[26/03/2012] News

Come Roma uccide la creatività italiana

Il problema del traffico è certamente uno dei principali problemi della capitale. E la mobilità è strettamente connessa all'energia, sia essa fossile o elettrica. I due problemi non possono essere trattati separatamente, soprattutto se si tratta di favorire il passaggio dalle inquinanti auto a combustione interna a quelle elettriche.

E' anche ormai chiaro che il sistema di accumulo delle auto elettriche, ossia la loro batteria, assume un valore strategico anche nella gestione delle reti intelligenti, ossia quelle smart grid che permettono la realizzazione di un piano di energia distribuita. Il miglior utilizzo delle batterie, infatti, non è un contatto unidirezionale con la rete elettrica (utilizzata solo per la ricarica delle batterie stesse), ma una relazione bidirezionale in cui le batterie forniscono energie alla rete durante le ore di picco e per la gestione dei carichi distribuiti.

Oggi queste cose appaiono chiare, e alla recente Fiera di Tokyo c'erano almeno una ventina di sistemi di gestione dell'energia, domestica e per piccole comunità, che prevedevano proprio la capacità di interscambio di energia fra i diversi utilizzatori per aumentare l'efficienza generale del sistema. E anche grazie a questi sistemi il Giappone è stato in grado di ripartire dopo il disastro nucleare con un programma di riduzione dell'energia atomica.

Ma quando tre anni fa con un paio di altri esperti-visionari dicevamo queste cose all'interno del gruppo del Piano della Mobilità del Comune di Roma, le nostre parole erano considerate "rumore" e spesso venivano derise da coloro che avevano titoli accademici ed esperienza sicuramente maggiori delle nostre.

Il Piano della Mobilità finale che è scaturito da questo gruppo di esperti di trasporti in senso stretto (ossia in senso tradizionale) ma privi di una visione del futuro e del cambiamento, è stato un piano noioso, per certi aspetti irrealizzabile, e incapace di dare alla capitale quella spinta creativa che mettesse in moto imprese e nuove iniziative. Un tuffo nel passato senza la spinta di guidare un cambiamento.

Energia e mobilità sono state considerate separate e non è mai stata presa in considerazione una vera politica industriale a supporto del cambiamento che favorisse la crescita della città e dell'Italia. Esattamente il contrario di quanto è avvenuto in Francia con il sostegno governativo all'auto elettrica o a Pechino dove il piano della mobilità della capitale è stato elaborato assieme ad un piano industriale per far diventare l'industria dell'auto elettrica cinese la principale al mondo.

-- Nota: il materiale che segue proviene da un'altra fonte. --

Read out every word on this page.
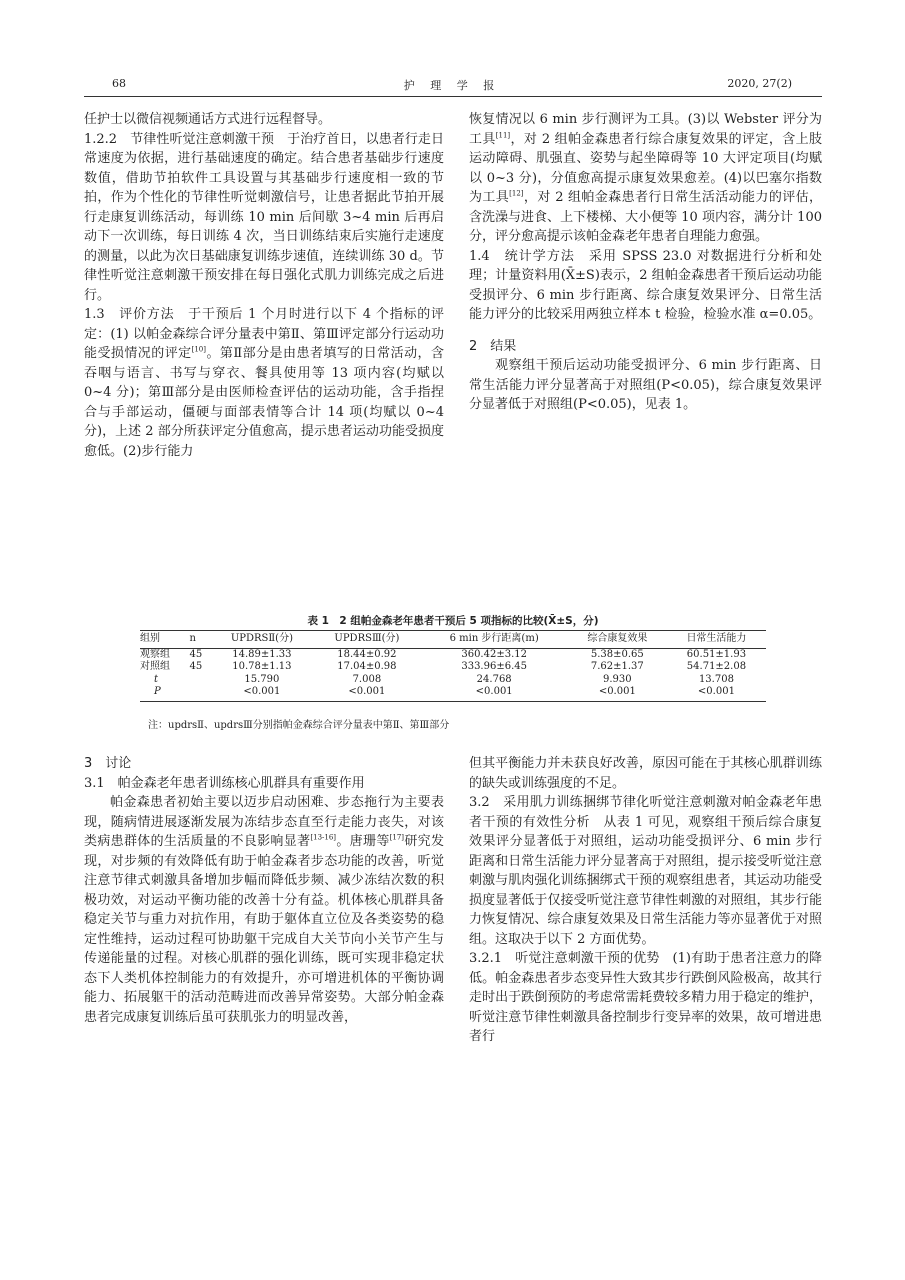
68	护 理 学 报	2020, 27(2)

任护士以微信视频通话方式进行远程督导。

1.2.2　节律性听觉注意刺激干预　于治疗首日，以患者行走日常速度为依据，进行基础速度的确定。结合患者基础步行速度数值，借助节拍软件工具设置与其基础步行速度相一致的节拍，作为个性化的节律性听觉刺激信号，让患者据此节拍开展行走康复训练活动，每训练 10 min 后间歇 3~4 min 后再启动下一次训练，每日训练 4 次，当日训练结束后实施行走速度的测量，以此为次日基础康复训练步速值，连续训练 30 d。节律性听觉注意刺激干预安排在每日强化式肌力训练完成之后进行。

1.3　评价方法　于干预后 1 个月时进行以下 4 个指标的评定：(1) 以帕金森综合评分量表中第Ⅱ、第Ⅲ评定部分行运动功能受损情况的评定[10]。第Ⅱ部分是由患者填写的日常活动，含吞咽与语言、书写与穿衣、餐具使用等 13 项内容(均赋以 0~4 分)；第Ⅲ部分是由医师检查评估的运动功能，含手指捏合与手部运动，僵硬与面部表情等合计 14 项(均赋以 0~4 分)，上述 2 部分所获评定分值愈高，提示患者运动功能受损度愈低。(2)步行能力

恢复情况以 6 min 步行测评为工具。(3)以 Webster 评分为工具[11]，对 2 组帕金森患者行综合康复效果的评定，含上肢运动障碍、肌强直、姿势与起坐障碍等 10 大评定项目(均赋以 0~3 分)，分值愈高提示康复效果愈差。(4)以巴塞尔指数为工具[12]，对 2 组帕金森患者行日常生活活动能力的评估，含洗澡与进食、上下楼梯、大小便等 10 项内容，满分计 100 分，评分愈高提示该帕金森老年患者自理能力愈强。

1.4　统计学方法　采用 SPSS 23.0 对数据进行分析和处理；计量资料用(X̄±S)表示，2 组帕金森患者干预后运动功能受损评分、6 min 步行距离、综合康复效果评分、日常生活能力评分的比较采用两独立样本 t 检验，检验水准 α=0.05。

2　结果

观察组干预后运动功能受损评分、6 min 步行距离、日常生活能力评分显著高于对照组(P<0.05)，综合康复效果评分显著低于对照组(P<0.05)，见表 1。

表 1　2 组帕金森老年患者干预后 5 项指标的比较(X̄±S，分)
组别	n	UPDRSⅡ(分)	UPDRSⅢ(分)	6 min 步行距离(m)	综合康复效果	日常生活能力
观察组	45	14.89±1.33	18.44±0.92	360.42±3.12	5.38±0.65	60.51±1.93
对照组	45	10.78±1.13	17.04±0.98	333.96±6.45	7.62±1.37	54.71±2.08
t		15.790	7.008	24.768	9.930	13.708
P		<0.001	<0.001	<0.001	<0.001	<0.001
注：updrsⅡ、updrsⅢ分别指帕金森综合评分量表中第Ⅱ、第Ⅲ部分

3　讨论

3.1　帕金森老年患者训练核心肌群具有重要作用

帕金森患者初始主要以迈步启动困难、步态拖行为主要表现，随病情进展逐渐发展为冻结步态直至行走能力丧失，对该类病患群体的生活质量的不良影响显著[13-16]。唐珊等[17]研究发现，对步频的有效降低有助于帕金森者步态功能的改善，听觉注意节律式刺激具备增加步幅而降低步频、减少冻结次数的积极功效，对运动平衡功能的改善十分有益。机体核心肌群具备稳定关节与重力对抗作用，有助于躯体直立位及各类姿势的稳定性维持，运动过程可协助躯干完成自大关节向小关节产生与传递能量的过程。对核心肌群的强化训练，既可实现非稳定状态下人类机体控制能力的有效提升，亦可增进机体的平衡协调能力、拓展躯干的活动范畴进而改善异常姿势。大部分帕金森患者完成康复训练后虽可获肌张力的明显改善，

但其平衡能力并未获良好改善，原因可能在于其核心肌群训练的缺失或训练强度的不足。

3.2　采用肌力训练捆绑节律化听觉注意刺激对帕金森老年患者干预的有效性分析　从表 1 可见，观察组干预后综合康复效果评分显著低于对照组，运动功能受损评分、6 min 步行距离和日常生活能力评分显著高于对照组，提示接受听觉注意刺激与肌肉强化训练捆绑式干预的观察组患者，其运动功能受损度显著低于仅接受听觉注意节律性刺激的对照组，其步行能力恢复情况、综合康复效果及日常生活能力等亦显著优于对照组。这取决于以下 2 方面优势。

3.2.1　听觉注意刺激干预的优势　(1)有助于患者注意力的降低。帕金森患者步态变异性大致其步行跌倒风险极高，故其行走时出于跌倒预防的考虑常需耗费较多精力用于稳定的维护，听觉注意节律性刺激具备控制步行变异率的效果，故可增进患者行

Ora la staticità di questo piano elaborato da anziani accademici e professionisti è stata evidente e poco dopo il sindaco ha lanciato un nuovo programma questa volta con un americano di chiara fama. Il sindaco ha chiamato direttamente Jeremy Rifkin per farsi dire quello che già noi dicevamo all'interno del gruppo di lavoro. Questa volta una persona con una visione del cambiamento, ma con un approccio concentrato sul consumatore e con poche connessioni con la politica industriale italiana. Ossia privo di quegli aspetti di geopolitica delle energie rinnovabili capaci di trasformare un piano energetico in una occasione di rilancio industriale di un intero paese in fase recessiva.

Ma andare da Accenture per farsi dire in modo annacquato quello che noi dicevamo tre anni fa gratuitamente in una commissione è un po' troppo!

Il sindaco di Roma non è stato differente da molti altri sindaci italiani ed è forse il rappresentante del fallimento italiano, di un paese che ha rinunciato a sognare ma che vorrebbe comprarsi i sogni degli altri. Un leader incapace di elaborare una vision e che si auto-relega (assieme ai suoi cittadini e al suo territorio) ad essere un follower.

Possibile che dobbiamo umiliare la creatività italiana fino a questo punto? Possibile che se ci si rivolge a italiani si debba andare da professori vicino alla pensione e che non si abbia il coraggio di accettare idee innovative da persone un po' più giovani?

E' socialmente accettabile per un amministratore pubblico, quale un sindaco, non riuscire ad ascoltare le tante voci di giovani intelligenti italiani? Ci stupiamo perché i cervelli sono in fuga?

Eppure in alcune recenti dichiarazioni, il sindaco Alemanno propone esattamente lo schema dei Beni Comuni elaborato nel nostro Manifesto (www.europeancommongoods.org) ma ancora una volta non ha il coraggio di andare a fondo sulle nostre idee.

Forse aspetta uno straniero che gli possa raccontare le stesse cose che potrebbe sentire da noi!